Our hearts have died so many times.

When the time comes,

we will procure the Death Certificate.

Kiss the deceased on the mouth.

Shake hands with the crematorium ghosts.

Drink with the gatecrashers

to the recently departed. Receive

their reservations.

 

But we ask, what if the time comes,

and we do not accede? What if we had to tell

someone, the most important thing

in the world, but knew they wouldn’t believe us?

 

*

 

We gently remind you. When the time comes.

 

 

Passing Thoughts in Eternal Ignorance

 

i

 

What can we know when we’re closing in on death

in a world where we’re hardly born?

What ought we to do to negate winch, chain

and portcullis, when our children

are so quick on the draw –

to throw us away if only to appease the middlemen

advertising another culture palace?

 

What may we hope in loving, apart from paying

the piper to rid us

of lost causes, that we might pay lip-service

to the songs of strangers

acting out secrets in the oldest game

in the book – tongue twisters

picking bloody moon daisies and midnight candy

from the night garden

 

without a thought for the dead and born again?

 

ii

 

What do we care for enlightened self-interest 

peddling shortcuts every time

we would kiss?

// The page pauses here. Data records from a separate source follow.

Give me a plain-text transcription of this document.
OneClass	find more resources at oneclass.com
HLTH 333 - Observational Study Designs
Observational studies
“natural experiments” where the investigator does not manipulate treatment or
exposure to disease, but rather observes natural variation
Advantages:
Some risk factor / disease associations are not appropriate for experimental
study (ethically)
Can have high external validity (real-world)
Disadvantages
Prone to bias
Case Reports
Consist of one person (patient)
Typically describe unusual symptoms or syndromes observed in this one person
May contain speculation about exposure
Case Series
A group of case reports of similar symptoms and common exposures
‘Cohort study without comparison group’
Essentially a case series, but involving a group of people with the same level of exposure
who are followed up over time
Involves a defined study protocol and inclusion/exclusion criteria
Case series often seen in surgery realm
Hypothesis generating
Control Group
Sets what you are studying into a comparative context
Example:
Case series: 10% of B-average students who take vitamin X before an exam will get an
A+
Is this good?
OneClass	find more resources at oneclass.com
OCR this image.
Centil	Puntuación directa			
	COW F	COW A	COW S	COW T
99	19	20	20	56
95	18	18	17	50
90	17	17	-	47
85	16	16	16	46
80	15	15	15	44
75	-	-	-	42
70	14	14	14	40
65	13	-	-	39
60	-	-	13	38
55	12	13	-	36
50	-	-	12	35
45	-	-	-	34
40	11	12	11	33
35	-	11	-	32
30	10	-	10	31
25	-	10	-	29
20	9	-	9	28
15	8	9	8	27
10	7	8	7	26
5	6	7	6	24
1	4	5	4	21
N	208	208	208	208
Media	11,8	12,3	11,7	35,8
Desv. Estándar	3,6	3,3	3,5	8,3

We who knot the rope

to bridge the gaps

so we might cross to the other side

without losing our grip in the deep ravines

of empty time. Only to learn

 

the rope was always too short to begin with.

 

 

Quiet Mother Weeps for Everyone

 

i

 

White breath of stolen time, we drink your mornings.

We drink your midday, we drink you

after midnight

when the crescent moon hangs

her ashen halo

in disorderly retreat.

When the quiet tears of the Red Sea

recall the old city walls before the night air bursts

into halos of fire

like Fire Genies in a pantomime.

 

We drink you when the sun is dying

in the crowning moment of choking air.

 

ii

 

White breath of stolen time, a woman plays piano

in a house in Tel Aviv.

When it gets dark, she types: ‘Death is a Mistress

from the Holy Land,’ on her 1943 Olympia.

She says the runes shining above the number 5

are lightening bolts

projecting power to preserve peace.

She wears orthodox braids in the latest “Jerusalem” cut

and calls to her Gazza flautists:

Fortissimo grandioso.

Her eyes glow above the City Lost in the Desert.

 

Her eyes glow white hot as peeling flesh.

Her eyes glow as much as pain.

 

iii

 

White breath of stolen time, we bring you a child

anaesthetised on a stretcher.

We bring you biopsy and amputation.

We drink and we bring you stars we once knew

glowing in veils of chemical

goodbyes.

 

We bring you the house of music and words.

We utter: Lento doloroso.

 

And we alter the stolen garden.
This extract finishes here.